El proceso administrativo se abrió el 29 de agosto de 2025, un día después del hallazgo del cuerpo de Valeria Afanador en el sector del río Frío, tras su desaparición al salir del colegio. Inspecciones realizadas los 14 y 15 de agosto confirmaron las alteraciones en la zona de protección ambiental, regulada por la Resolución CAR 2358 de 2014. La etapa probatoria, que incluye pruebas documentales, testimoniales y de videovigilancia, finalizará el 23 de febrero de 2026, con una decisión esperada en marzo de ese año, conforme a la Ley 1437 de 2011.

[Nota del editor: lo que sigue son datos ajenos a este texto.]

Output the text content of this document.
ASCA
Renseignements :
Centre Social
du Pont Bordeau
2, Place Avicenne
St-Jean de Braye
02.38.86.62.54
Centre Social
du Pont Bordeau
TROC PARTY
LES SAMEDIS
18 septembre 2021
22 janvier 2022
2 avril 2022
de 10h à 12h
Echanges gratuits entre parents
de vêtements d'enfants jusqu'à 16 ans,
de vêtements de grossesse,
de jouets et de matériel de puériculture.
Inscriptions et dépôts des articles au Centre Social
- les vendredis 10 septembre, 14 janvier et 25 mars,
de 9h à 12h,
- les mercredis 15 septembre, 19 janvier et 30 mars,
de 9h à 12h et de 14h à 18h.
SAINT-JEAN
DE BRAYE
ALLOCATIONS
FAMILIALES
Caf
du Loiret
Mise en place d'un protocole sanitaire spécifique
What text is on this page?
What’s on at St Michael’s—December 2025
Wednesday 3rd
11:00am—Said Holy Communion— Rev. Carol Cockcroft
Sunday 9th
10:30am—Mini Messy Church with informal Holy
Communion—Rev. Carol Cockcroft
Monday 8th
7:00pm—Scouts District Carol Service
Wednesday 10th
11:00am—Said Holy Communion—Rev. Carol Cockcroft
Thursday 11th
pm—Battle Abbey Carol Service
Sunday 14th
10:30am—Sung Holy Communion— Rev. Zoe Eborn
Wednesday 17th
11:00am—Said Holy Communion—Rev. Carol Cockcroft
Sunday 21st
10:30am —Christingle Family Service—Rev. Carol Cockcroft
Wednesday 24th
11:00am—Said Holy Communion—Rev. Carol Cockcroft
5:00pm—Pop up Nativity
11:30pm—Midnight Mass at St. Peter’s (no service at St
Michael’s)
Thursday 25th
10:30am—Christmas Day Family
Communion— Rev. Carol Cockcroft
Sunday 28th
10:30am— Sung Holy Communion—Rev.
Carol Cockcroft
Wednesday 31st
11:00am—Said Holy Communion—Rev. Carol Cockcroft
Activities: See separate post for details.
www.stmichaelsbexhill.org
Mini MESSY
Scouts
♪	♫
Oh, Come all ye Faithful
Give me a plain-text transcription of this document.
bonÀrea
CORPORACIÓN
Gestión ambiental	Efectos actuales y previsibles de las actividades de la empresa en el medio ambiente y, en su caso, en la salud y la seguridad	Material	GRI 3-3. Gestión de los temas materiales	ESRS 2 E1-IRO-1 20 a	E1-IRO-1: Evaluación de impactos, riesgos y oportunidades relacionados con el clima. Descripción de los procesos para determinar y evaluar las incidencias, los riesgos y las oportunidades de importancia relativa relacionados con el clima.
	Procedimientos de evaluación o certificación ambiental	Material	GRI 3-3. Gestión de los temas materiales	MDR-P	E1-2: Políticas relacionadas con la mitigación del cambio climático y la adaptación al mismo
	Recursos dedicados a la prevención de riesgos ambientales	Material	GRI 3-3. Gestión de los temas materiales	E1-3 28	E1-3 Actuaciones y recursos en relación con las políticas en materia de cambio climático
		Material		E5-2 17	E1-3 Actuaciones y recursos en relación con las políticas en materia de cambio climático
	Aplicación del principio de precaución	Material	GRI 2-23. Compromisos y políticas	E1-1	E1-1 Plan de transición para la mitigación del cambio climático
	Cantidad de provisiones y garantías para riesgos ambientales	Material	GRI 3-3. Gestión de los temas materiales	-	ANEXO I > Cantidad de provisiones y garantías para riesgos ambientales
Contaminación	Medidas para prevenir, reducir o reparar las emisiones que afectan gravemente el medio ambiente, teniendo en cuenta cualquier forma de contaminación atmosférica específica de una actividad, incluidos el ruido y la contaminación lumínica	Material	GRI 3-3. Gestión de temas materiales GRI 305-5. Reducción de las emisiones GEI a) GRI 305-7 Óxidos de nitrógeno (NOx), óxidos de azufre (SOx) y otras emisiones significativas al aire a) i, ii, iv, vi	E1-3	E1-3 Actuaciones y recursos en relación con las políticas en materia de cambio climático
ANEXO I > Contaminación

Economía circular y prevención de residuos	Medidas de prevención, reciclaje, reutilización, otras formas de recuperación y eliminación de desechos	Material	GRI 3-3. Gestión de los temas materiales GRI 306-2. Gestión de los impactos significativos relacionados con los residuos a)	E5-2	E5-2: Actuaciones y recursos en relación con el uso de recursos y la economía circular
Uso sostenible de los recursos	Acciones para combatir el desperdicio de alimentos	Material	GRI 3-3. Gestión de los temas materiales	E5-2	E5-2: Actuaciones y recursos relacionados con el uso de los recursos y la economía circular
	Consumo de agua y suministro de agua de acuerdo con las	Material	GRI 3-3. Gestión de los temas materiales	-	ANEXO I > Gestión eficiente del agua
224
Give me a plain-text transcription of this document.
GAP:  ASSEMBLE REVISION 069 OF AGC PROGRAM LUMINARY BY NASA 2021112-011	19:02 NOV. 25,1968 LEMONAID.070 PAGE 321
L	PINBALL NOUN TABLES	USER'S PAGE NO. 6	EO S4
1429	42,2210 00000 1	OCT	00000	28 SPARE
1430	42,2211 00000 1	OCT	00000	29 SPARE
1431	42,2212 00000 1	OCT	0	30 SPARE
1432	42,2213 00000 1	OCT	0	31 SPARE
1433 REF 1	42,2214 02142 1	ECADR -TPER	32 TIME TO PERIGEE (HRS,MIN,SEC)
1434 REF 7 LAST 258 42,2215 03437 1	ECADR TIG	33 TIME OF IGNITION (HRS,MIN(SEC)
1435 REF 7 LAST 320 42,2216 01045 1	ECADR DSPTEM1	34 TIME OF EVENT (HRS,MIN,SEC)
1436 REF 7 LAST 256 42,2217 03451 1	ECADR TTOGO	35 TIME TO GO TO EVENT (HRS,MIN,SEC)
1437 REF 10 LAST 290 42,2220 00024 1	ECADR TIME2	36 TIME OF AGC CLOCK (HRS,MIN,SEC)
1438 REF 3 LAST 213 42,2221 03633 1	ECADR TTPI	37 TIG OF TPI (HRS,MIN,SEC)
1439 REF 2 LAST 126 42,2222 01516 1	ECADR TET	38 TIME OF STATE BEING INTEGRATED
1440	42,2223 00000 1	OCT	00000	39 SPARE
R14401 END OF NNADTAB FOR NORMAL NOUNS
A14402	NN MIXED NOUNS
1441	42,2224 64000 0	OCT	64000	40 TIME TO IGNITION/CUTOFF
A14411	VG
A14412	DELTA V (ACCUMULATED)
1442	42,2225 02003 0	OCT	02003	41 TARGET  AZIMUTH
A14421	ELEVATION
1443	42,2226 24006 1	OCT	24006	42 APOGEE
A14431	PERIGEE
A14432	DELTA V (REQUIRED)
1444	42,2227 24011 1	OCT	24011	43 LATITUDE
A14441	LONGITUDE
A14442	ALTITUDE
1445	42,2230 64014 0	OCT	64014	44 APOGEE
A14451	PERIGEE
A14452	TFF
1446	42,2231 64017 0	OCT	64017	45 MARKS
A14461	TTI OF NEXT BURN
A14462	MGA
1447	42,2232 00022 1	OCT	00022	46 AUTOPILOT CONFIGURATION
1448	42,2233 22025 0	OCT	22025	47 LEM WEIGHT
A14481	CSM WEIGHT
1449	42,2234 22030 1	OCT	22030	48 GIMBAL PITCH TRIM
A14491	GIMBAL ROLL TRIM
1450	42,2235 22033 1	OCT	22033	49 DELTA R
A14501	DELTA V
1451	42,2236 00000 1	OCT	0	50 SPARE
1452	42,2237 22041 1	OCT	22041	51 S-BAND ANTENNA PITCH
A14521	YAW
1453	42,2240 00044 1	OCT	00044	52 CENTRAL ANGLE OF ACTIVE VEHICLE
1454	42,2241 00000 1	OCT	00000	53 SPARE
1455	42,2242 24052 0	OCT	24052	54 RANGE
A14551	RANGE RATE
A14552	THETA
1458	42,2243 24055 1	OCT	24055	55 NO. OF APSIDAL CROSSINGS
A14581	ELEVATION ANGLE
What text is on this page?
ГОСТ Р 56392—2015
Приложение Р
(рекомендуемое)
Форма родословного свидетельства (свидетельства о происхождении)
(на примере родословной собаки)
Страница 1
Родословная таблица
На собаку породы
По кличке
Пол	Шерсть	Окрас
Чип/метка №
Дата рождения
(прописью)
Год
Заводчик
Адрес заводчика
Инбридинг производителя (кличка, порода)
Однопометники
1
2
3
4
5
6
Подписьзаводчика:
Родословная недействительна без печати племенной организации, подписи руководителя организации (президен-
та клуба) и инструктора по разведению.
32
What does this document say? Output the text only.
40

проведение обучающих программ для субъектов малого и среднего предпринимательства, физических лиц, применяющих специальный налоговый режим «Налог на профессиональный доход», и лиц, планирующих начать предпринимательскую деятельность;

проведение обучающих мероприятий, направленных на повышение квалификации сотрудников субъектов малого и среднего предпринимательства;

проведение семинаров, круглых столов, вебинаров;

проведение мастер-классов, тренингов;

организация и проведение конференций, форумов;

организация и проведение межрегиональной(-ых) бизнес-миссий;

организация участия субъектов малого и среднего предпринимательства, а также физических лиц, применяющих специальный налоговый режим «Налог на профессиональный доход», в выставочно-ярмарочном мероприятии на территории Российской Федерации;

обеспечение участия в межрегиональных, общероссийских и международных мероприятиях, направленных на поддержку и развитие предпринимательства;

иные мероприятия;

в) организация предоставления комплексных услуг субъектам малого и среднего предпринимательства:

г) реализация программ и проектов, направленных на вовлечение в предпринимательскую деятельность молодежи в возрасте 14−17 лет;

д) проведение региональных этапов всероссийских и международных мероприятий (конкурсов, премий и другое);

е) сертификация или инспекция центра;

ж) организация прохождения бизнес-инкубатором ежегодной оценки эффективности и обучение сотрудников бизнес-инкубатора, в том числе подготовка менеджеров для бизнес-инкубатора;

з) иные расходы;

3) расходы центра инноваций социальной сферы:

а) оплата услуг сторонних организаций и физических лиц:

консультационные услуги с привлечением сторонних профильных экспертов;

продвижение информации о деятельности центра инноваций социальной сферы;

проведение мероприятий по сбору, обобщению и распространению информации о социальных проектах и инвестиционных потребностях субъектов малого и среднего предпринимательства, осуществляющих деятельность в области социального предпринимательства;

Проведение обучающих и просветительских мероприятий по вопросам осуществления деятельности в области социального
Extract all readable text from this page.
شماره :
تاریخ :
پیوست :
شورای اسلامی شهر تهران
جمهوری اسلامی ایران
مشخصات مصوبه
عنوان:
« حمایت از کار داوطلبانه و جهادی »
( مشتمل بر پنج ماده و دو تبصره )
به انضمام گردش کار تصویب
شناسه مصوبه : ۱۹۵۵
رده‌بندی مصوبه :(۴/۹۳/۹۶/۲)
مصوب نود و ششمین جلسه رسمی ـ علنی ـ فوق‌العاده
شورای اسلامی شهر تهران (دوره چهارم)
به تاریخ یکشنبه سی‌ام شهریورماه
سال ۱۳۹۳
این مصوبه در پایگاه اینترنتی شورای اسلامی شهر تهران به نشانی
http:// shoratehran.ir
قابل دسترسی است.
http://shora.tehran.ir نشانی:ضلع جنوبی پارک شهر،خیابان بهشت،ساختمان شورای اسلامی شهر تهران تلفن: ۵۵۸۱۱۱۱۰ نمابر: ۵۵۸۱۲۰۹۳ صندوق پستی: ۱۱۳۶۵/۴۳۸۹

Respuesta del colegio y posibles sanciones

El Gimnasio Campestre Los Laureles presentó descargos tras la notificación, afirmando haber implementado las acciones técnicas solicitadas por la CAR y que la zona restringida no se utiliza actualmente. Sin embargo, se evidencia la ausencia de un permiso específico para el cerramiento en el área de protección, pese a contar con licencia urbanística para otras intervenciones. Esta coordinación interinstitucional busca establecer responsabilidades en el trágico suceso y podría derivar en sanciones económicas o administrativas, así como acciones judiciales, aunque la medida de la CAR no afecta el funcionamiento educativo del establecimiento.

El caso de Valeria Afanador ha generado profunda conmoción en Cundinamarca, resaltando la importancia de cumplir con las normas ambientales y de seguridad en instituciones educativas cercanas a ríos y zonas protegidas, mientras las autoridades avanzan en la investigación para esclarecer los hechos y prevenir futuros incidentes.